For years we’ve lived at the mercy of these big city pimps like Rahm Emanuel and Bill DeBlasio. For years they have besieged the countryside through their mass media propaganda outlets, their stranglehold on factories and jobs, and their breeding grounds for depravity, corruption, crime, and anti-American hatred.
Now the tables are about to get turned on them.
Instead of them besieging us, we are going to besiege them — through the instrumentality of the federal government.
It’s the 21st-century version of farmers and housewives surrounding skyscraper-laden boroughs with pitchforks and rolling pins. The pitchforks will be arrest warrants and handcuffs wielded by federal agents with Immigration and Customs Enforcement. The rolling pins will be computer keyboards used by Executive Branch bureaucrats to cut off federal funds from these cities.
Can you imagine how the political landscape would change if the Trump Administration really put its foot down? If ICE did systematically arrest illegals in these cities? If the White House made sure that these cities would no longer receive federal funds for things like roads, water and sewer, Medicaid, education, and so on? The cities would be forced to either (a) capitulate, (b) sue (they’d eventually lose), or (c) try to outlast the siege by further sucking dry their shrinking tax base (which would accelerate the fateful day of their capitulation). All three scenarios result in a W for the nationalist-populist win-loss column.
And if the cities tried to pull a “schoolhouse door” moment by blocking federal agents with local cops or sheriff’s deputies, it would be sweet, poetic justice to see the shoe on the other foot when the 101st Airborne would get deployed to put down the armed liberal hissyfit.
There is plenty of precedent for that sort of seemingly extreme action.
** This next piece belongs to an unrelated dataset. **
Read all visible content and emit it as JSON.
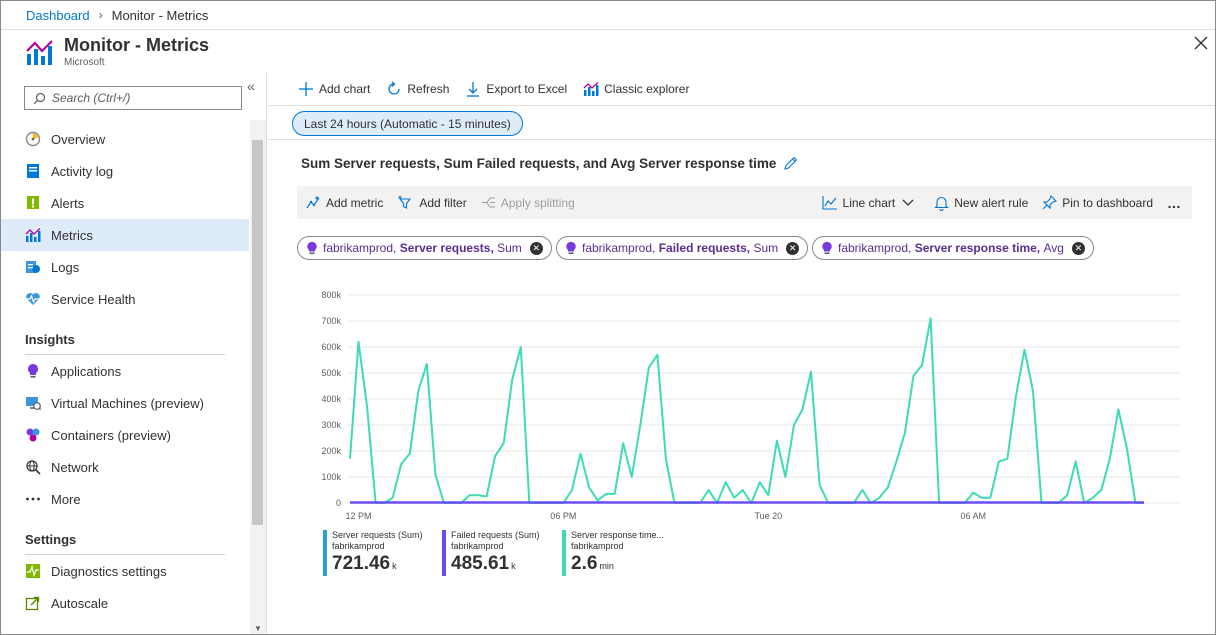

The Obama Administration paved the way for a Trumpian overthrow of these cities’ pseudo-elite status by telling them that if they didn’t comply with federal law, they’d forfeit access to federal funds. Sessions can already arrest and prosecute the cities’ leaders for violating federal law. As for force, in 1954 Eisenhower was willing to use force to carry out federal policy in an unwilling state. Why not do the same in the cities — and this time for a cause actually worth fighting for?
It would be hard for the Leftist media to argue that this supremacy clause-style policy espoused by Barack Obama was wrong. All Trump and Sessions would have to do is point to ol’ Barry and say “If it’s so wrong, why did the first black president do it?”
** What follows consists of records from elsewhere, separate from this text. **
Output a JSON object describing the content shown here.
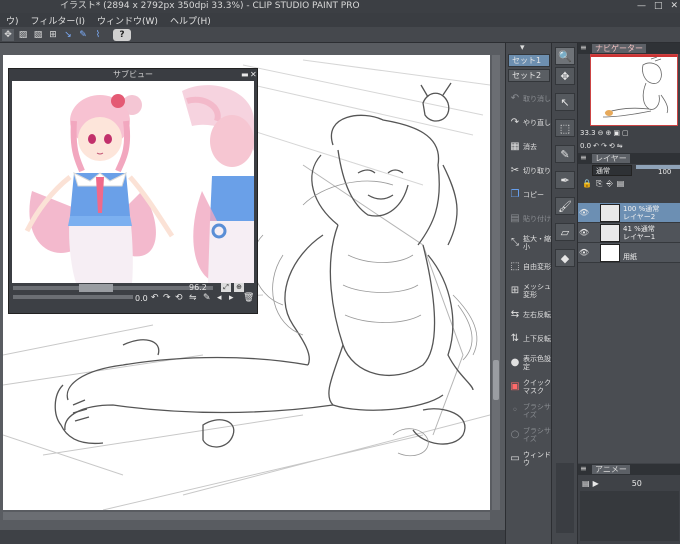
{
  "titlebar": {
    "title": "イラスト* (2894 x 2792px 350dpi 33.3%) - CLIP STUDIO PAINT PRO",
    "minimize": "—",
    "maximize": "□",
    "close": "✕"
  },
  "menubar": {
    "items": [
      "ウ)",
      "フィルター(I)",
      "ウィンドウ(W)",
      "ヘルプ(H)"
    ]
  },
  "toolbar": {
    "help_label": "?"
  },
  "subview": {
    "title": "サブビュー",
    "zoom": "96.2",
    "angle": "0.0"
  },
  "command_bar": {
    "sets": [
      "セット1",
      "セット2"
    ],
    "commands": [
      {
        "label": "取り消し",
        "icon": "undo-icon",
        "enabled": false
      },
      {
        "label": "やり直し",
        "icon": "redo-icon",
        "enabled": true
      },
      {
        "label": "消去",
        "icon": "clear-icon",
        "enabled": true
      },
      {
        "label": "切り取り",
        "icon": "cut-icon",
        "enabled": true
      },
      {
        "label": "コピー",
        "icon": "copy-icon",
        "enabled": true
      },
      {
        "label": "貼り付け",
        "icon": "paste-icon",
        "enabled": false
      },
      {
        "label": "拡大・縮小",
        "icon": "scale-icon",
        "enabled": true
      },
      {
        "label": "自由変形",
        "icon": "free-transform-icon",
        "enabled": true
      },
      {
        "label": "メッシュ変形",
        "icon": "mesh-transform-icon",
        "enabled": true
      },
      {
        "label": "左右反転",
        "icon": "flip-horizontal-icon",
        "enabled": true
      },
      {
        "label": "上下反転",
        "icon": "flip-vertical-icon",
        "enabled": true
      },
      {
        "label": "表示色設定",
        "icon": "display-color-icon",
        "enabled": true
      },
      {
        "label": "クイックマスク",
        "icon": "quick-mask-icon",
        "enabled": true
      },
      {
        "label": "ブラシサイズ",
        "icon": "brush-size-icon",
        "enabled": false
      },
      {
        "label": "ブラシサイズ",
        "icon": "brush-size-icon",
        "enabled": false
      },
      {
        "label": "ウィンドウ",
        "icon": "window-icon",
        "enabled": true
      }
    ]
  },
  "navigator": {
    "title": "ナビゲーター",
    "zoom": "33.3",
    "angle": "0.0"
  },
  "layers_panel": {
    "tab": "レイヤー",
    "blend_mode": "通常",
    "opacity": "100",
    "layers": [
      {
        "line1": "100 %通常",
        "line2": "レイヤー2",
        "selected": true
      },
      {
        "line1": "41 %通常",
        "line2": "レイヤー1",
        "selected": false
      },
      {
        "line1": "",
        "line2": "用紙",
        "selected": false
      }
    ]
  },
  "animation_panel": {
    "tab": "アニメー",
    "frame": "50"
  },
  "colors": {
    "selected_layer": "#6c8fb3",
    "active_set": "#6d8fb0"
  }
}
I like the idea of government interposition. I like the idea that cities, counties, and states can stand up to the federal government and be perfectly within their constitutional rights in so doing. However, even for a small government, local-is-better, states’ rights guy like me, the plain fact is that since 1789, immigration policy has not been under the jurisdiction of any government besides the federal government. Immigration policy was cited in the Declaration of Independence as one of the reasons our Founding Fathers broke off from Great Britain, it was one of the subject areas that the states reserved for the federal government when the Framers drew up the Constitution, and it was one of the first issues the U.S. government dealt with in 1790 and 1795.
Maybe this is wishful thinking. But I don’t think it is. It’s simply a matter of imagining something other than the status quo. One of Trump’s strengths is precisely that. Even more so, creative, outside-of-the-box thinking is Stephen Bannon’s strong suit. I am very glad he is there to advise the new administration. This is no time to waffle and conduct business-as-usual. This is our time. We must make the most of it, and be willing to pay any earthly cost for doing what is self-evidently a heavenly cause.